Problème : un accord passé avec le régulateur américain, la CFTC, en 2022 interdit formellement à Polymarket de servir des clients basés aux États-Unis. Malgré un blocage des adresses IP américaines, de nombreux utilisateurs parviennent à contourner cette restriction en utilisant des VPN. Une situation qui n’a pas échappé aux autorités, le Département de la Justice diligentant une enquête pénale suite à une perquisition au domicile new-yorkais du fondateur de Polymarket, Shayne Coplan.
Les défis techniques du blocage géographique
Au-delà du cas Polymarket, c’est toute l’industrie des cryptomonnaies qui se retrouve confrontée à l’épineux problème du géo-blocage. Car empêcher totalement l’accès à un site ou un protocole décentralisé relève de la gageure face aux VPN. Selon des experts en cybersécurité, l’unique moyen réellement efficace serait d’imposer une procédure de vérification d’identité (KYC) à tous les utilisateurs. Mais outre la lourdeur du dispositif, cela forcerait les internautes à confier des données personnelles sensibles à des plateformes auxquelles ils ne font pas forcément confiance.

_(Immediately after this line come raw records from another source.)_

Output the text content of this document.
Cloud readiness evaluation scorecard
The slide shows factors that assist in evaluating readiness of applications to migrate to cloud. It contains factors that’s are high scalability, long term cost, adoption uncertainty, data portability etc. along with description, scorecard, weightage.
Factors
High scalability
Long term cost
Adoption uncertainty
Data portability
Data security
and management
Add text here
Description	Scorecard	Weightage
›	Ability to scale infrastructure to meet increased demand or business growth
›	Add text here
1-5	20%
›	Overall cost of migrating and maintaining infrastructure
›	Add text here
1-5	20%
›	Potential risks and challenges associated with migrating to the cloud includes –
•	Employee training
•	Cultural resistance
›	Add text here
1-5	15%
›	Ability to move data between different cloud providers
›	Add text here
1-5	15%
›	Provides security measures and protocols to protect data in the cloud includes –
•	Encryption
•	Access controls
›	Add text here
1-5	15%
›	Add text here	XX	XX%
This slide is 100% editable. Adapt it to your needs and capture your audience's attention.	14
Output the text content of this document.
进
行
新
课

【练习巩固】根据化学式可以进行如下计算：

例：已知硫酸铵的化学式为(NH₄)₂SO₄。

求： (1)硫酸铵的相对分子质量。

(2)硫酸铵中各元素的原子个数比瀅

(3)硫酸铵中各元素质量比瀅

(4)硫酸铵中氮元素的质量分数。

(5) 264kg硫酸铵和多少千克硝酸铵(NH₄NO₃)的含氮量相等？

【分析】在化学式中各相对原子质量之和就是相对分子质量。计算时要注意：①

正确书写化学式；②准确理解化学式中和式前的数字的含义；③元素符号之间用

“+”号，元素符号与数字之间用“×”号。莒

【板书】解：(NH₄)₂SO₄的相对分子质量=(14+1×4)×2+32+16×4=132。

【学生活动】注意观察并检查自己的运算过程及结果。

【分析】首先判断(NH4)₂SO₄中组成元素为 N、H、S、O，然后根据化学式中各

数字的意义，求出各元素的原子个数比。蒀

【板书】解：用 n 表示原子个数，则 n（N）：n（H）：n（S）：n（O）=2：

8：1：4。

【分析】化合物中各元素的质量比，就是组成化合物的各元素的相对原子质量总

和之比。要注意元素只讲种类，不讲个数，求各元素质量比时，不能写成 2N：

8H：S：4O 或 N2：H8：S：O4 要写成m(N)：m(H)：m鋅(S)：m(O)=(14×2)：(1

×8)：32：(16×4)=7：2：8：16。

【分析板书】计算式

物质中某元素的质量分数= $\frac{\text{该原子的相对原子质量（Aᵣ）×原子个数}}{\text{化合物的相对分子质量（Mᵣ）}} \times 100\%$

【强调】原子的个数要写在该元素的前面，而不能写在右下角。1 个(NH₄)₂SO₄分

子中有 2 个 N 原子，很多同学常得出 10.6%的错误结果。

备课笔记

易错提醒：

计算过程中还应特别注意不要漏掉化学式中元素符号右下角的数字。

Certaines mesures peuvent toutefois réduire les risques, comme le fait de ne pas faire de publicité sur le marché américain ou d’indiquer clairement l’exclusion des résidents US. Un monitoring des changements suspects d’adresses IP caractéristiques de l’usage d’un VPN est également envisageable. Mais là encore, rien d’infaillible pour les entreprises crypto souhaitant évoluer en dehors du cadre réglementaire américain.

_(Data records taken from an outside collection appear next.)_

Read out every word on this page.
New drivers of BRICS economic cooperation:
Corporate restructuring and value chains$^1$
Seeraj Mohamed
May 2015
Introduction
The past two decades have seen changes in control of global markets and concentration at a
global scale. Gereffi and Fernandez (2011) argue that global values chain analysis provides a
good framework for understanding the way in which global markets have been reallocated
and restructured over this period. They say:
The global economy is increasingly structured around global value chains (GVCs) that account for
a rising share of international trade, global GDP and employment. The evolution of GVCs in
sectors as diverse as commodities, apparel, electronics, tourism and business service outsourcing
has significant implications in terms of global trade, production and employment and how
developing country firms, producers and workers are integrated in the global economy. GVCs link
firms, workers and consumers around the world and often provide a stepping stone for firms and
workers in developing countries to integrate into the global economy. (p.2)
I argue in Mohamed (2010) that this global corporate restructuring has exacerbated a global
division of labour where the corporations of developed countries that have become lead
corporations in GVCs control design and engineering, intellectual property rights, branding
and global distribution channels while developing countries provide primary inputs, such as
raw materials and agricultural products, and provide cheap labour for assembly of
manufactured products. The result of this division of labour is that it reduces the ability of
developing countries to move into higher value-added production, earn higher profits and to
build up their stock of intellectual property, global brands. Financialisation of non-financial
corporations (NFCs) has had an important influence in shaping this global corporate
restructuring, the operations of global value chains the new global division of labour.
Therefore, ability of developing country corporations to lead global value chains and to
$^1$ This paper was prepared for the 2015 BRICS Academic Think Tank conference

Un cadre juridique encore flou pour les protocoles décentralisés
Se pose aussi la question des obligations légales réelles des projets blockchain à l’égard des utilisateurs américains. Si un précédent accord avec le régulateur semble durcir les attentes envers Polymarket, le statut exact des protocoles décentralisés reste sujet à interprétation. Un ex-commissaire de la CFTC avait ainsi défendu en 2018 que les développeurs ne devraient être tenus responsables que s’ils pouvaient “raisonnablement prévoir” un usage contraire à la réglementation lors de la création du code.
Alors que les paris sur les élections de 2024 battent déjà leur plein sur la plateforme, l’issue de l’enquête en cours pourrait faire jurisprudence et influencer durablement la manière dont l’écosystème crypto devra s’adapter au marché américain.

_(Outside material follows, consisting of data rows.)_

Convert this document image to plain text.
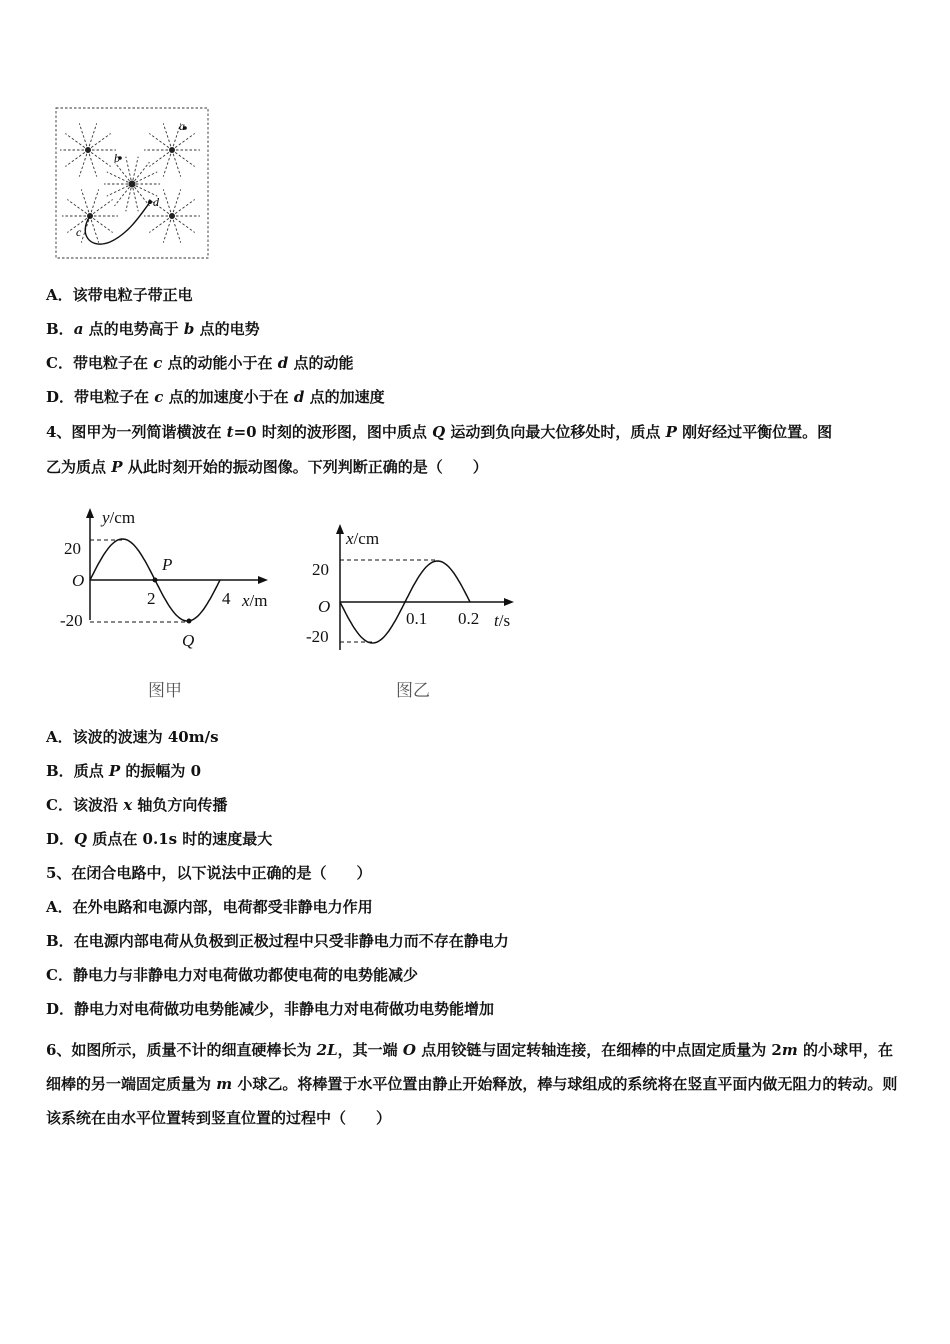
a
b
c
d
A．该带电粒子带正电
B．a 点的电势高于 b 点的电势
C．带电粒子在 c 点的动能小于在 d 点的动能
D．带电粒子在 c 点的加速度小于在 d 点的加速度
4、图甲为一列简谐横波在 t=0 时刻的波形图，图中质点 Q 运动到负向最大位移处时，质点 P 刚好经过平衡位置。图
乙为质点 P 从此时刻开始的振动图像。下列判断正确的是（　　）
y/cm
20
O
-20
2	4
P
Q
x/m
图甲
x/cm
20
O
-20
0.1 0.2 t/s
图乙
A．该波的波速为 40m/s
B．质点 P 的振幅为 0
C．该波沿 x 轴负方向传播
D．Q 质点在 0.1s 时的速度最大
5、在闭合电路中，以下说法中正确的是（　　）
A．在外电路和电源内部，电荷都受非静电力作用
B．在电源内部电荷从负极到正极过程中只受非静电力而不存在静电力
C．静电力与非静电力对电荷做功都使电荷的电势能减少
D．静电力对电荷做功电势能减少，非静电力对电荷做功电势能增加
6、如图所示，质量不计的细直硬棒长为 2L，其一端 O 点用铰链与固定转轴连接，在细棒的中点固定质量为 2m 的小球甲，在细棒的另一端固定质量为 m 小球乙。将棒置于水平位置由静止开始释放，棒与球组成的系统将在竖直平面内做无阻力的转动。则该系统在由水平位置转到竖直位置的过程中（　　）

– D’après une source proche du dossier
Une chose est sûre : l’affaire Polymarket illustre une fois de plus les défis réglementaires colossaux que doivent relever les acteurs des cryptomonnaies pour conquérir le marché américain. Entre impératifs de conformité et volonté de préserver l’esprit originel de la blockchain, l’équation est loin d’être simple à résoudre. Et ce, d’autant plus que le cadre juridique peine encore à s’adapter aux réalités d’un secteur en perpétuelle ébullition. Les prochains mois s’annoncent déterminants pour l’avenir de Polymarket, mais aussi riches en enseignements pour l’ensemble de l’industrie crypto.